Furti con il flex a Acireale: 32enne sottoposto a misura cautelare

32enne accusato di furto aggravato a Acireale sottoposto a misura cautelare

Uomo in bicicletta elettrica furti a Acireale, misura cautelare emessa
Uomo in bicicletta elettrica furti a Acireale, misura cautelare emessa

Un uomo di 32 anni, originario di Acireale, è stato sottoposto a misura cautelare dell’obbligo di dimora, emessa dal giudice per le indagini preliminari del Tribunale di Catania, su richiesta della Procura distrettuale. L’uomo è stato ritenuto responsabile di furto aggravato, in seguito a una serie di episodi delittuosi avvenuti in diverse attività commerciali del territorio. L’indagine è stata condotta dagli agenti del Commissariato di Pubblica Sicurezza di Acireale, coordinati dalla Procura distrettuale. L’uomo, accusato di aver utilizzato un flex a batteria per entrare in un bar tabaccheria, è stato trovato in possesso di una felpa compatibile con quella indossata durante il furto. La dinamica del reato è stata ricostruita grazie alle immagini del sistema di videosorveglianza.

Modalità del furto: flex, bicicletta elettrica e videosorveglianza

Secondo quanto ricostruito dagli investigatori, il 32enne avrebbe utilizzato un flex a batteria per tagliare l’asta della porta laterale di ingresso di un bar tabaccheria, dopo aver infranto il vetro e entrato all’interno del locale. L’uomo, in sella a una bicicletta elettrica nera, avrebbe portato via otto stecche di sigarette, cinque blocchi di gratta e vinci e circa 4 mila euro in contanti. La dinamica del furto è stata ricostruita grazie alle immagini del sistema di videosorveglianza, che hanno anche rivelato l’abbigliamento dell’autore del reato. Le immagini hanno permesso di identificare l’uomo e di ricostruire la sua attività criminale.
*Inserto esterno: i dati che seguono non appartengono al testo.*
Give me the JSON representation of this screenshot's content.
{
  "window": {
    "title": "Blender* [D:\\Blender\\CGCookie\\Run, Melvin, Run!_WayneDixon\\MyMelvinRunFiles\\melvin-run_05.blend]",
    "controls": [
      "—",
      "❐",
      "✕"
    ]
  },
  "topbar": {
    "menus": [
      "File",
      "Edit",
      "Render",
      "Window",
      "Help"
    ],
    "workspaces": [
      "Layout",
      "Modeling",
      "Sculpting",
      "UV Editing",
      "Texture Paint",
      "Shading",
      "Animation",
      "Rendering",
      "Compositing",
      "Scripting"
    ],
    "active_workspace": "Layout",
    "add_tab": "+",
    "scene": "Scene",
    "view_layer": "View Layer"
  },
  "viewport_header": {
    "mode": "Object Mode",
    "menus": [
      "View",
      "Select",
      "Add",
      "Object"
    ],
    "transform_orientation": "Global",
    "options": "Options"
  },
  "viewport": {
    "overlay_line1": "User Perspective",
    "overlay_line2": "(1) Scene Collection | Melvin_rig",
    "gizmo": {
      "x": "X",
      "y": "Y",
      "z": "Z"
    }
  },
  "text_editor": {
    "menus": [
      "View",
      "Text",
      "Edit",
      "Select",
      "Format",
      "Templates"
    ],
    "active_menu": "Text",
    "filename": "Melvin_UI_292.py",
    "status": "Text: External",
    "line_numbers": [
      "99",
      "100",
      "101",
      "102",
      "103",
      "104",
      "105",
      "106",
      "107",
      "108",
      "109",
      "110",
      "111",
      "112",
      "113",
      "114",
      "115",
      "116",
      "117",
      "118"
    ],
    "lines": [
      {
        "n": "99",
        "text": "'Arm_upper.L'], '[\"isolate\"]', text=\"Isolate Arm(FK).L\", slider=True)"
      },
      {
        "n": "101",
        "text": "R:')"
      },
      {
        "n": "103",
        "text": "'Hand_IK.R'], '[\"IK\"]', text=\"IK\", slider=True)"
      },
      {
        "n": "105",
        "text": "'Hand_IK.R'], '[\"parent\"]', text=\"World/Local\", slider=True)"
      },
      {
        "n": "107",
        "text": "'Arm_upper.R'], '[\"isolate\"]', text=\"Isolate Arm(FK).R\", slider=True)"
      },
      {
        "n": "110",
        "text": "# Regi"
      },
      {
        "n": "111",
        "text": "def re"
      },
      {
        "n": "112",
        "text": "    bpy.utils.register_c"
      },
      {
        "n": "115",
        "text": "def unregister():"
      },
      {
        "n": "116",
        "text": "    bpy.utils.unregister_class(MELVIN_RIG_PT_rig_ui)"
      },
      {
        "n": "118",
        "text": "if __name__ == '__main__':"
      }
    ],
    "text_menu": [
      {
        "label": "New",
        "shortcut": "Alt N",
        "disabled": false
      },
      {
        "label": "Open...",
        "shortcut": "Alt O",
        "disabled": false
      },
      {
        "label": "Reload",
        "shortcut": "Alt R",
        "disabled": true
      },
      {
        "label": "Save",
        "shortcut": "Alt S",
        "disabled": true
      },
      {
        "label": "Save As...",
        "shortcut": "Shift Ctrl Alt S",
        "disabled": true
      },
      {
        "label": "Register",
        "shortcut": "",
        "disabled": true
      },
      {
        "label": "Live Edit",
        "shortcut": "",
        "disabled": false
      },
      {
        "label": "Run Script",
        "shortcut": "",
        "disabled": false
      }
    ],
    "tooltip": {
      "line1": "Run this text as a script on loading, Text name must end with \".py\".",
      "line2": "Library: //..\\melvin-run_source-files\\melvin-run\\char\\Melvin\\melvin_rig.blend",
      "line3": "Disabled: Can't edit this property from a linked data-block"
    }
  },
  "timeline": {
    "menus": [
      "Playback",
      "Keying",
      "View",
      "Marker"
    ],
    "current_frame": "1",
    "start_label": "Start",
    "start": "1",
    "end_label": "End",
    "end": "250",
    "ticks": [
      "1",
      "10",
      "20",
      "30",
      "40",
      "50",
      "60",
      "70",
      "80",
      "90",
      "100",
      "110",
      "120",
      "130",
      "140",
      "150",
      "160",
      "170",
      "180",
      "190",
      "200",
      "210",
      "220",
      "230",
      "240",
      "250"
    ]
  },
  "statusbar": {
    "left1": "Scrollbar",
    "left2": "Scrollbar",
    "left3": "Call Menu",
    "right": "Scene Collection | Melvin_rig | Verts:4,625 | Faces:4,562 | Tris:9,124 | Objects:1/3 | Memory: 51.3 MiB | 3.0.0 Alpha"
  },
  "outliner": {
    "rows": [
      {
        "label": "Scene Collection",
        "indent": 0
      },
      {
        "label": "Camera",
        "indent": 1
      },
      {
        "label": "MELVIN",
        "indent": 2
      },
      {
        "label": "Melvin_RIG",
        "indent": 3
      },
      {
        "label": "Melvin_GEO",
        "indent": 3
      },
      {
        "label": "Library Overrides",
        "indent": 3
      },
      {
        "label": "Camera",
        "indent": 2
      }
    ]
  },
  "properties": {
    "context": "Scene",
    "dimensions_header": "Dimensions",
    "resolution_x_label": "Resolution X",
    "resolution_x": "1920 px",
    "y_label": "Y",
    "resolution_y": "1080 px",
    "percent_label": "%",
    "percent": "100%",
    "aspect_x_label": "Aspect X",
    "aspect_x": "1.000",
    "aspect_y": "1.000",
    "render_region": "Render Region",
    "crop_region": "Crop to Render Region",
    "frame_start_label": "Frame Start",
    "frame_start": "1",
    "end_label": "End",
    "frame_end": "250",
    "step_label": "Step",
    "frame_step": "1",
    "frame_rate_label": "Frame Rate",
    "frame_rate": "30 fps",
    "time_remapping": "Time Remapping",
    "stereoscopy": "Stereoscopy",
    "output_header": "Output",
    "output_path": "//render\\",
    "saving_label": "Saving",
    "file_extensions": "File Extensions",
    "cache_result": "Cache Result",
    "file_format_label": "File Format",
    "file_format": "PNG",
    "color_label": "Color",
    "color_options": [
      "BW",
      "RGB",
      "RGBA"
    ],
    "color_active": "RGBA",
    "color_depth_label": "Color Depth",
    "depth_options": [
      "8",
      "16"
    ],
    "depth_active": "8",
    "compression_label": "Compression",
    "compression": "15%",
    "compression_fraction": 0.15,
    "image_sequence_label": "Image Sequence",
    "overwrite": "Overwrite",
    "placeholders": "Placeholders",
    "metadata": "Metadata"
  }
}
Precedenti e ulteriori riscontri nell’indagine

Gli agenti del Commissariato di Acireale hanno trovato una felpa ritenuta compatibile con quella indossata dall’autore del furto al bar tabaccheria. Inoltre, durante una perquisizione domiciliare, sono emersi ulteriori elementi che hanno confermato la sua coinvolgimento in episodi simili. Il 32enne aveva già precedenti penali per reati analoghi, il che ha contribuito a determinare la misura cautelare. La combinazione di precedenti e nuovi elementi ha portato all’emissione del provvedimento.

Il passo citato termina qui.